Pop Bits:  This Canadian singer/songwriter got a major hit right out of the gate with his debut single "Sunglasses at Night" (#4). The classic 80s tune was from his album First Offense. For the follow-up, this ballad was chosen as the second single. It did well getting inside the Top 20 at Pop while also going to #19 AC and #36 Rock. In Canada, where "Sunglasses" would only reach #24, this song would do much better and become Hart's first Top 10 hit peaking at #4. The two hits in the US would help the album become his first gold seller.

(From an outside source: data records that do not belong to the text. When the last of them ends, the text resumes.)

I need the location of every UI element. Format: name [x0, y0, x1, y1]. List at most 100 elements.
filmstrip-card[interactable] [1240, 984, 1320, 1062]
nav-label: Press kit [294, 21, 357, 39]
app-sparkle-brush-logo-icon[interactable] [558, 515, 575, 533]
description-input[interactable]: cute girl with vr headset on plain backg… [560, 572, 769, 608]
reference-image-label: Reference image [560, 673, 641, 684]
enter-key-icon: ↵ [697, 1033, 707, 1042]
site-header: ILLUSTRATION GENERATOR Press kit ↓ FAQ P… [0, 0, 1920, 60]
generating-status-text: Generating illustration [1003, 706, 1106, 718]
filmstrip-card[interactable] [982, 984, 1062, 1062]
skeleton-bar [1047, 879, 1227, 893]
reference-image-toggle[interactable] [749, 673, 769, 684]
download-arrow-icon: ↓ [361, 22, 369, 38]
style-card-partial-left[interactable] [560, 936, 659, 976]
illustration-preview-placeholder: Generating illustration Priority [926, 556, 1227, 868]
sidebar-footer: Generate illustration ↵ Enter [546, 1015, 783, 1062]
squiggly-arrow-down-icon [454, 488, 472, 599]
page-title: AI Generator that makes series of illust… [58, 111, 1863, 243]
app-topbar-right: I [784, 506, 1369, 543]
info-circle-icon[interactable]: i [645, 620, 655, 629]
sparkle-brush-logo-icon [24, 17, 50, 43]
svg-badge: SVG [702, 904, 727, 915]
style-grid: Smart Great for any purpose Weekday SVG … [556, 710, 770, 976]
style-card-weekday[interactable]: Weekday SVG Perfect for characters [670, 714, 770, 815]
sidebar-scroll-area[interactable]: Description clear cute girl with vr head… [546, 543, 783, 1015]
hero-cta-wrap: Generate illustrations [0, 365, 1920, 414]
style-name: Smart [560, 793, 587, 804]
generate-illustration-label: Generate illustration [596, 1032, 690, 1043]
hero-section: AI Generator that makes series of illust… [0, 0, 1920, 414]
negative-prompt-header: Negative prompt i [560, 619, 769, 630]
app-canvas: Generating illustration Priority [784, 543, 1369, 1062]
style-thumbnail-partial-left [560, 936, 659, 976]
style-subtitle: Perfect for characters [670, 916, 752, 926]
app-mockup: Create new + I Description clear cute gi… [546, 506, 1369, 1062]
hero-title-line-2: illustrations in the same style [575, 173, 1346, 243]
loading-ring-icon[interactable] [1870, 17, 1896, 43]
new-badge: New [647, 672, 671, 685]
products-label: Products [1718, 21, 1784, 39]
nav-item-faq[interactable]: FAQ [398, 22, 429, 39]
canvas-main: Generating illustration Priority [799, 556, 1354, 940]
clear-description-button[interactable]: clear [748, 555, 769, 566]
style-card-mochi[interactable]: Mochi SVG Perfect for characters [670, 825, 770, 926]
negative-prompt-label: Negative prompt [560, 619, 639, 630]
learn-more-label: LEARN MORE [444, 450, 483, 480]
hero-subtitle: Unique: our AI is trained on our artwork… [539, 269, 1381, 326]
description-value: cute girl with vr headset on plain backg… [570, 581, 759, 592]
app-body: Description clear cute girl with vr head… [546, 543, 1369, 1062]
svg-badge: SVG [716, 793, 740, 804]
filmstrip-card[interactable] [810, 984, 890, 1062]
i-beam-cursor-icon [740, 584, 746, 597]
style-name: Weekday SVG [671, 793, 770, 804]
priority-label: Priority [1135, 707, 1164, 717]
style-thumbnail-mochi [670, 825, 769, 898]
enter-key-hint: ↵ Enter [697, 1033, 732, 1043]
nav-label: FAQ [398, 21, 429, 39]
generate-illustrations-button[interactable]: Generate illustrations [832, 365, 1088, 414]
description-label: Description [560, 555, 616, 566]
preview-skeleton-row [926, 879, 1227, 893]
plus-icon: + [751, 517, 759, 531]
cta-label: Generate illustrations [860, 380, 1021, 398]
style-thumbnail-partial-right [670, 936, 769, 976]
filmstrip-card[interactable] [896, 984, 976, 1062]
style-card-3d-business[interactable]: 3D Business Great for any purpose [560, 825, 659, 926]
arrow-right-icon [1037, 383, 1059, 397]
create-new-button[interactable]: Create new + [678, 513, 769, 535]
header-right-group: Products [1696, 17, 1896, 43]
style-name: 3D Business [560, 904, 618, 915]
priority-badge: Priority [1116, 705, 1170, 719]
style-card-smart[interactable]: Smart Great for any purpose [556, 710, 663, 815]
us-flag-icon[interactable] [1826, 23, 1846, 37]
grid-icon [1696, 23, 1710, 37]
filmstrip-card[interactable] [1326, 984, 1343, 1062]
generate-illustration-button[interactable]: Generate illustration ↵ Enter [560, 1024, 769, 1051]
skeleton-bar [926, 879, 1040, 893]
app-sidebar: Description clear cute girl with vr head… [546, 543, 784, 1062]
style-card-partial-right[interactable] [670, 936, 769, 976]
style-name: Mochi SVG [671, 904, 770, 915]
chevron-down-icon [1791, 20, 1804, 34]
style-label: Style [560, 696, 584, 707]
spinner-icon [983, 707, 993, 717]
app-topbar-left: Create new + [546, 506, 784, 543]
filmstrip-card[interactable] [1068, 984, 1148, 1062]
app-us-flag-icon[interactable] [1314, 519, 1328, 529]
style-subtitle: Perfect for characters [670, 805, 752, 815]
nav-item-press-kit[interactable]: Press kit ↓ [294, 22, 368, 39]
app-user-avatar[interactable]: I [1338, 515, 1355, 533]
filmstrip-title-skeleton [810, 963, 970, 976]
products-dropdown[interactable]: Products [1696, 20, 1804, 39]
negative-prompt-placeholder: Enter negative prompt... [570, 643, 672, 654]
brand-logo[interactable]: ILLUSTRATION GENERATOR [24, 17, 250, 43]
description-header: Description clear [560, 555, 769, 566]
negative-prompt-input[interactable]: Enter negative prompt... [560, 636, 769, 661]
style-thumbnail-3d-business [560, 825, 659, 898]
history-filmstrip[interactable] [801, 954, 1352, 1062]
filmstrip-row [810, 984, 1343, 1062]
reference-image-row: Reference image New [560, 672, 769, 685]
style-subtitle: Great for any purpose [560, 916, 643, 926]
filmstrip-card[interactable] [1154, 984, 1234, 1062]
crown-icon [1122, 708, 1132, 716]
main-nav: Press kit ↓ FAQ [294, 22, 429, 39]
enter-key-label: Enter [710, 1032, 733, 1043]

ReduxReview:  This is a lovely and subtle song and it was the perfect follow up to the memorable "Sunglasses." That song was so unique that it could have easily overshadowed anything else Hart did and made him a one-hit wonder. Luckily, he had this pretty ballad in his back pocket and it got attention. It probably should have gotten into the Top 10, but just getting this to #17 was a definite win and set him up for success with his next album.

ReduxRating:  8/10

Trivia:  Hart's First Offense album was released in Canada first. When he got a distribution deal for the US, the album was released in a slightly altered version. "Sunglasses" appeared in a longer version and one track was dropped. In addition, a new remixed version of "It Ain't Enough" (which was the version released as a single in the US) replaced the original mix from the Canadian album. The main difference between the two is the repetitive guitar lick heard throughout the song. This guitar line was not part of the song on the original Canadian album. Later on in 1985, a second Canadian version of the album was issued. It featured an altered track listing with a song substitution, one song getting shortened, and the new US hit mix of "It Ain't Enough."